Le mot du 22 janvier 2016

peccavi

          M. Nicolas Sarkozy vient de faire paraître un ouvrage. Les commentaires des médias tournent principalement – voire exclusivement – autour de certains regrets qu’il y exprime … et cela mériterait aussi des commentaires.

Naturellement, les avis sont partagés sur la sincérité de cet acte de contrition. Vrai repentir ou calcul politique destiné à relancer une tentative de retour à l’Élysée ?… Regrets claironnés sur quelques points, pour faire oublier d’éventuelles erreurs ou fautes plus graves ? Là encore, selon l’opinion de chacun, ou les arrière-pensées de certains, les jugements sont d’ores et déjà divers. Peut-être même sans avoir lu ce livre signé par l’ancien chef de l’État.

Le terme le plus utilisé par les médias est mea culpa (ou mea-culpa, avec un trait d’union). En latin, mea culpa signifie littéralement « par ma faute », et figure dans la prière catholique du Confiteor, prière par laquelle les fidèles confessent leurs fautes. On dit donc couramment « faire son mea(-)culpa », ce qui s’exprime aussi par « battre sa coulpe », expression qui tend à disparaître du langage, au point de n’être plus reconnue par d’aucuns, qui la remplacent erronément par « battre sa coupe » ! En prononçant le Confiteor, on se frappe la poitrine pour battre sa coulpe, c’est-à-dire son péché, sa faute…

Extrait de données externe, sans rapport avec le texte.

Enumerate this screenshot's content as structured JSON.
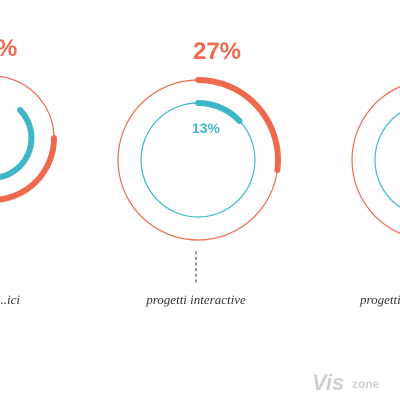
{
  "colors": {
    "outer": "#ef6a4c",
    "inner": "#3db7c8",
    "dots": "#777777",
    "label": "#333333",
    "watermark": "#d0d0d0"
  },
  "chart_data": {
    "type": "radial-progress",
    "title": "",
    "series": [
      {
        "name": "",
        "color": "#ef6a4c"
      },
      {
        "name": "",
        "color": "#3db7c8"
      }
    ],
    "groups": [
      {
        "label": "...ici",
        "outer_value": null,
        "outer_text": "%",
        "inner_value": null,
        "inner_text": ""
      },
      {
        "label": "progetti interactive",
        "outer_value": 27,
        "outer_text": "27%",
        "inner_value": 13,
        "inner_text": "13%"
      },
      {
        "label": "progetti",
        "outer_value": null,
        "outer_text": "",
        "inner_value": null,
        "inner_text": ""
      }
    ]
  },
  "watermark": {
    "brand": "Vis",
    "suffix": "zone"
  }
}
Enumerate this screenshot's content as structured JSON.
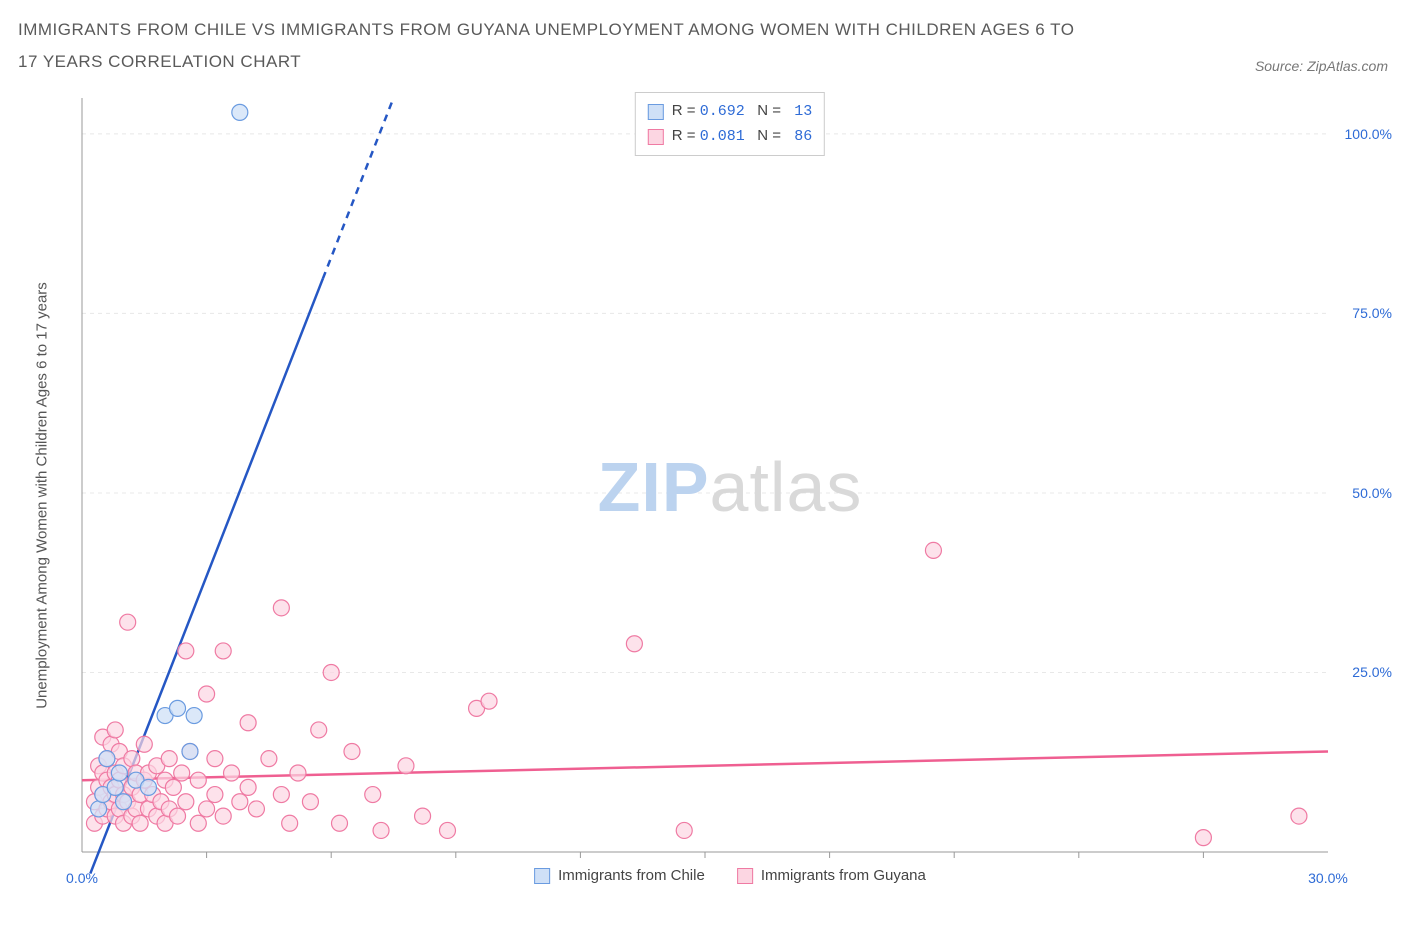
{
  "title": "IMMIGRANTS FROM CHILE VS IMMIGRANTS FROM GUYANA UNEMPLOYMENT AMONG WOMEN WITH CHILDREN AGES 6 TO 17 YEARS CORRELATION CHART",
  "source_label": "Source: ZipAtlas.com",
  "y_axis_label": "Unemployment Among Women with Children Ages 6 to 17 years",
  "watermark": {
    "left": "ZIP",
    "right": "atlas"
  },
  "chart": {
    "type": "scatter",
    "background_color": "#ffffff",
    "grid_color": "#e8e8e8",
    "axis_line_color": "#999999",
    "xlim": [
      0,
      30
    ],
    "ylim": [
      0,
      105
    ],
    "x_tick_color": "#2e6bd6",
    "y_tick_color": "#2e6bd6",
    "x_ticks": [
      {
        "v": 0,
        "label": "0.0%"
      },
      {
        "v": 30,
        "label": "30.0%"
      }
    ],
    "x_minor_ticks": [
      3,
      6,
      9,
      12,
      15,
      18,
      21,
      24,
      27
    ],
    "y_ticks": [
      {
        "v": 25,
        "label": "25.0%"
      },
      {
        "v": 50,
        "label": "50.0%"
      },
      {
        "v": 75,
        "label": "75.0%"
      },
      {
        "v": 100,
        "label": "100.0%"
      }
    ],
    "series": [
      {
        "id": "chile",
        "name": "Immigrants from Chile",
        "marker_fill": "#cfe0f7",
        "marker_stroke": "#6a9be0",
        "marker_opacity": 0.75,
        "marker_radius": 8,
        "line_color": "#2557c4",
        "line_width": 2.5,
        "line_dash_after_x": 5.8,
        "trend": {
          "x1": 0.2,
          "y1": -3,
          "x2": 7.5,
          "y2": 105
        },
        "R": "0.692",
        "N": "13",
        "points": [
          {
            "x": 0.4,
            "y": 6
          },
          {
            "x": 0.5,
            "y": 8
          },
          {
            "x": 0.6,
            "y": 13
          },
          {
            "x": 0.8,
            "y": 9
          },
          {
            "x": 0.9,
            "y": 11
          },
          {
            "x": 1.0,
            "y": 7
          },
          {
            "x": 1.3,
            "y": 10
          },
          {
            "x": 1.6,
            "y": 9
          },
          {
            "x": 2.0,
            "y": 19
          },
          {
            "x": 2.3,
            "y": 20
          },
          {
            "x": 2.6,
            "y": 14
          },
          {
            "x": 2.7,
            "y": 19
          },
          {
            "x": 3.8,
            "y": 103
          }
        ]
      },
      {
        "id": "guyana",
        "name": "Immigrants from Guyana",
        "marker_fill": "#fcd6e2",
        "marker_stroke": "#ef7aa3",
        "marker_opacity": 0.7,
        "marker_radius": 8,
        "line_color": "#ef5f91",
        "line_width": 2.5,
        "trend": {
          "x1": 0,
          "y1": 10,
          "x2": 30,
          "y2": 14
        },
        "R": "0.081",
        "N": "86",
        "points": [
          {
            "x": 0.3,
            "y": 4
          },
          {
            "x": 0.3,
            "y": 7
          },
          {
            "x": 0.4,
            "y": 9
          },
          {
            "x": 0.4,
            "y": 12
          },
          {
            "x": 0.5,
            "y": 5
          },
          {
            "x": 0.5,
            "y": 8
          },
          {
            "x": 0.5,
            "y": 11
          },
          {
            "x": 0.5,
            "y": 16
          },
          {
            "x": 0.6,
            "y": 6
          },
          {
            "x": 0.6,
            "y": 10
          },
          {
            "x": 0.6,
            "y": 13
          },
          {
            "x": 0.7,
            "y": 7
          },
          {
            "x": 0.7,
            "y": 9
          },
          {
            "x": 0.7,
            "y": 15
          },
          {
            "x": 0.8,
            "y": 5
          },
          {
            "x": 0.8,
            "y": 8
          },
          {
            "x": 0.8,
            "y": 11
          },
          {
            "x": 0.8,
            "y": 17
          },
          {
            "x": 0.9,
            "y": 6
          },
          {
            "x": 0.9,
            "y": 10
          },
          {
            "x": 0.9,
            "y": 14
          },
          {
            "x": 1.0,
            "y": 4
          },
          {
            "x": 1.0,
            "y": 8
          },
          {
            "x": 1.0,
            "y": 12
          },
          {
            "x": 1.1,
            "y": 7
          },
          {
            "x": 1.1,
            "y": 32
          },
          {
            "x": 1.2,
            "y": 5
          },
          {
            "x": 1.2,
            "y": 9
          },
          {
            "x": 1.2,
            "y": 13
          },
          {
            "x": 1.3,
            "y": 6
          },
          {
            "x": 1.3,
            "y": 11
          },
          {
            "x": 1.4,
            "y": 4
          },
          {
            "x": 1.4,
            "y": 8
          },
          {
            "x": 1.5,
            "y": 10
          },
          {
            "x": 1.5,
            "y": 15
          },
          {
            "x": 1.6,
            "y": 6
          },
          {
            "x": 1.6,
            "y": 11
          },
          {
            "x": 1.7,
            "y": 8
          },
          {
            "x": 1.8,
            "y": 5
          },
          {
            "x": 1.8,
            "y": 12
          },
          {
            "x": 1.9,
            "y": 7
          },
          {
            "x": 2.0,
            "y": 4
          },
          {
            "x": 2.0,
            "y": 10
          },
          {
            "x": 2.1,
            "y": 6
          },
          {
            "x": 2.1,
            "y": 13
          },
          {
            "x": 2.2,
            "y": 9
          },
          {
            "x": 2.3,
            "y": 5
          },
          {
            "x": 2.4,
            "y": 11
          },
          {
            "x": 2.5,
            "y": 7
          },
          {
            "x": 2.5,
            "y": 28
          },
          {
            "x": 2.6,
            "y": 14
          },
          {
            "x": 2.8,
            "y": 4
          },
          {
            "x": 2.8,
            "y": 10
          },
          {
            "x": 3.0,
            "y": 6
          },
          {
            "x": 3.0,
            "y": 22
          },
          {
            "x": 3.2,
            "y": 8
          },
          {
            "x": 3.2,
            "y": 13
          },
          {
            "x": 3.4,
            "y": 5
          },
          {
            "x": 3.4,
            "y": 28
          },
          {
            "x": 3.6,
            "y": 11
          },
          {
            "x": 3.8,
            "y": 7
          },
          {
            "x": 4.0,
            "y": 9
          },
          {
            "x": 4.0,
            "y": 18
          },
          {
            "x": 4.2,
            "y": 6
          },
          {
            "x": 4.5,
            "y": 13
          },
          {
            "x": 4.8,
            "y": 34
          },
          {
            "x": 4.8,
            "y": 8
          },
          {
            "x": 5.0,
            "y": 4
          },
          {
            "x": 5.2,
            "y": 11
          },
          {
            "x": 5.5,
            "y": 7
          },
          {
            "x": 5.7,
            "y": 17
          },
          {
            "x": 6.0,
            "y": 25
          },
          {
            "x": 6.2,
            "y": 4
          },
          {
            "x": 6.5,
            "y": 14
          },
          {
            "x": 7.0,
            "y": 8
          },
          {
            "x": 7.2,
            "y": 3
          },
          {
            "x": 7.8,
            "y": 12
          },
          {
            "x": 8.2,
            "y": 5
          },
          {
            "x": 8.8,
            "y": 3
          },
          {
            "x": 9.5,
            "y": 20
          },
          {
            "x": 9.8,
            "y": 21
          },
          {
            "x": 13.3,
            "y": 29
          },
          {
            "x": 14.5,
            "y": 3
          },
          {
            "x": 20.5,
            "y": 42
          },
          {
            "x": 27.0,
            "y": 2
          },
          {
            "x": 29.3,
            "y": 5
          }
        ]
      }
    ]
  },
  "legend_corr": {
    "r_label": "R =",
    "n_label": "N ="
  },
  "legend_bottom": [
    {
      "series": "chile"
    },
    {
      "series": "guyana"
    }
  ]
}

Le vocabulaire employé par les commentateurs place en premier mea(-)culpa, puis se répartit entre regrets, remords, repentir, repentance, contrition… à propos d’erreurs, de fautes, de bourdes, de faux pas, de bêtises… Pour reprendre un « truc » cher au général de Gaulle – utiliser un mot peu employé, pour obtenir l’attention des médias béats et frapper, voire captiver, l’opinion publique en amusant le bon peuple, pour « faire le buzz » –, je suggère aux journalistes et aux politologues d’employer… peccavi. Signifiant « j’ai péché » en latin, ce substantif noté dès la fin du XIIIe siècle dans un texte français (« dire peccavi ») est un synonyme de contrition, aveu des péchés, mea(-)culpa : « un bon peccavi, et tout sera oublié ! ».